Introduction: By 2030, the non-communicable diseases (NCDs) are expected to overtake communicable, maternal, neonatal, and nutritional (CMNN) diseases combined as the leading cause of mortality in sub-Saharan Africa (SSA). With the increasing trend in NCDs, the NCD risk factors (NCDRF) need to be understood at local level in order to guide NCD risk mitigation efforts. Therefore, we provide a detailed analysis of some modifiable NCDRF and their determinants in Malawi using the 2017 Stepwise survey (STEPS). Methods: This is a secondary analysis of the Malawi 2017 STEPS. Data was analysed using frequencies, proportions, odds ratios (OR) and their associated 95% confidence intervals (95%CI). We fitted multiple logistic regression of the NCD risk factors on the explanatory variables using likelihood ratio test. The level of statistical significance was set at P< 0.05. Results: Of the 4187 persons, 9% were current smokers, 1% were taking alcohol, 16% had high salt intake, 64% had insufficient fruit intake, 21% had low physical activity, 25% had high blood sugar, and 11% had high blood pressure.

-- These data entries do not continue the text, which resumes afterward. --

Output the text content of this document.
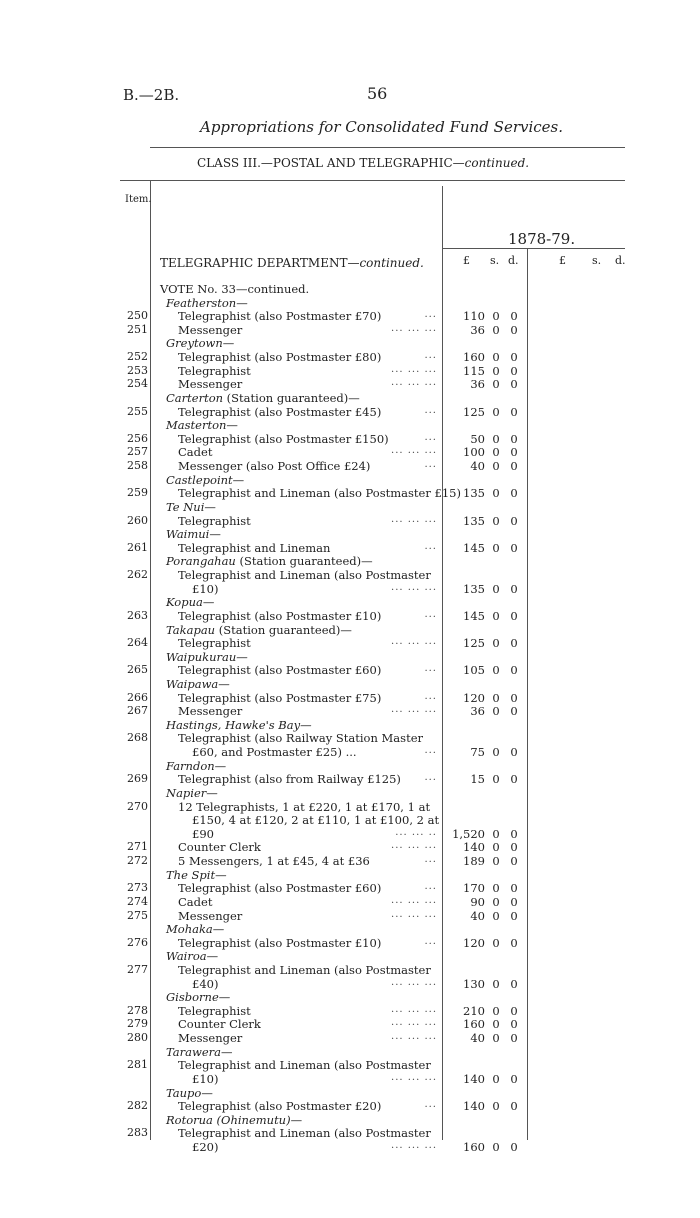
B.—2B.	56
Appropriations for Consolidated Fund Services.
CLASS III.—POSTAL AND TELEGRAPHIC—continued.
Item.
1878-79.
£ s. d.	£ s. d.
TELEGRAPHIC DEPARTMENT—continued.
VOTE No. 33—continued.
Featherston—
250	Telegraphist (also Postmaster £70)	...	110 0 0
251	Messenger	... ... ...	36 0 0
Greytown—
252	Telegraphist (also Postmaster £80)	...	160 0 0
253	Telegraphist	... ... ...	115 0 0
254	Messenger	... ... ...	36 0 0
Carterton (Station guaranteed)—
255	Telegraphist (also Postmaster £45)	...	125 0 0
Masterton—
256	Telegraphist (also Postmaster £150)	...	50 0 0
257	Cadet	... ... ...	100 0 0
258	Messenger (also Post Office £24)	...	40 0 0
Castlepoint—
259	Telegraphist and Lineman (also Postmaster £15) 135 0 0
Te Nui—
260	Telegraphist	... ... ...	135 0 0
Waimui—
261	Telegraphist and Lineman	...	145 0 0
Porangahau (Station guaranteed)—
262	Telegraphist and Lineman (also Postmaster
£10)	... ... ...	135 0 0
Kopua—
263	Telegraphist (also Postmaster £10)	...	145 0 0
Takapau (Station guaranteed)—
264	Telegraphist	... ... ...	125 0 0
Waipukurau—
265	Telegraphist (also Postmaster £60)	...	105 0 0
Waipawa—
266	Telegraphist (also Postmaster £75)	...	120 0 0
267	Messenger	... ... ...	36 0 0
Hastings, Hawke's Bay—
268	Telegraphist (also Railway Station Master
£60, and Postmaster £25) ...	...	75 0 0
Farndon—
269	Telegraphist (also from Railway £125)	...	15 0 0
Napier—
270	12 Telegraphists, 1 at £220, 1 at £170, 1 at
£150, 4 at £120, 2 at £110, 1 at £100, 2 at
£90	... ... ..	1,520 0 0
271	Counter Clerk	... ... ...	140 0 0
272	5 Messengers, 1 at £45, 4 at £36	...	189 0 0
The Spit—
273	Telegraphist (also Postmaster £60)	...	170 0 0
274	Cadet	... ... ...	90 0 0
275	Messenger	... ... ...	40 0 0
Mohaka—
276	Telegraphist (also Postmaster £10)	...	120 0 0
Wairoa—
277	Telegraphist and Lineman (also Postmaster
£40)	... ... ...	130 0 0
Gisborne—
278	Telegraphist	... ... ...	210 0 0
279	Counter Clerk	... ... ...	160 0 0
280	Messenger	... ... ...	40 0 0
Tarawera—
281	Telegraphist and Lineman (also Postmaster
£10)	... ... ...	140 0 0
Taupo—
282	Telegraphist (also Postmaster £20)	...	140 0 0
Rotorua (Ohinemutu)—
283	Telegraphist and Lineman (also Postmaster
£20)	... ... ...	160 0 0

Smoking odds increased with age but decreased with level of education. Females had lower odds of engaging in harmful alcohol use than males (AOR=0.04, 95%CI: 0.01-0.17, P<0.001). Females had lower odds of high salt uptake than the males (AOR=0.70, 95%CI: 0.58-0.84, P=0.0001). Persons in non-paid jobs had higher odds of salt uptake than those employed (AOR=1.70, 95%CI: 1.03-2.79, P=0.04). Females were 22% more likely to have insufficient fruit uptake compared to males (AOR=1.22, 95%CI: 1.06-1.41, P=0.007). Conclusion: The high prevalence of physical inactivity, high salt consumption, insufficient fruit intake, raised blood glucose and high relatively blood pressure calls for a sound public health approach. The Malawi Ministry of Health should devise multi-sectoral approaches that minimize exposure to modifiable NCD risk factors at population and individual levels.
马拉维非传染性疾病风险因素及其决定因素的患病率:2017年世界卫生组织逐步调查的证据
引言:到2030年,非传染性疾病预计将超过传染性疾病、孕产妇疾病、新生儿疾病和营养性疾病,成为撒哈拉以南非洲地区的主要死亡原因。随着非传染性疾病的增加趋势,需要在地方层面了解非传染性疾病风险因素,以指导非传染性疾病缓解工作。因此,我们使用2017年逐步调查(STEPS)对马拉维的一些可修改的NCDRF及其决定因素进行了详细分析。方法:这是对马拉维2017年STEPS的二次分析。使用频率、比例、比值比(OR)及其相关的95%置信区间(95%CI)对数据进行分析。我们使用似然比检验对解释变量进行了NCD风险因素的多元逻辑回归拟合。统计学显著性水平设定为P<0.05。结果:4187人中,9%的人现在吸烟,1%的人正在饮酒,16%的人高盐摄入,64%的人水果摄入不足,21%的人体力活动量低,25%的人血糖高,11%的人高血压。吸烟的几率随着年龄的增长而增加,但随着教育水平的提高而降低。女性与男性相比,摄入有害酒精的几率更低(AOR=0.04,95%CI:0.01-0.17,P<0.001)。女性摄入高盐的几率低于男性(AOR=0.70,95%CI:0.58-0.84,P=0.001)。从事无薪工作的人摄入盐的几率高于在职人员(AOR=1.70,95%CI:1.03-2.79,P=0.04)男性(AOR=1.22,95%CI:1.06-1.41,P=0.007)。马拉维卫生部应制定多部门方法,最大限度地减少人口和个人层面可改变的非传染性疾病风险因素。
本文章由计算机程序翻译,如有差异,请以英文原文为准。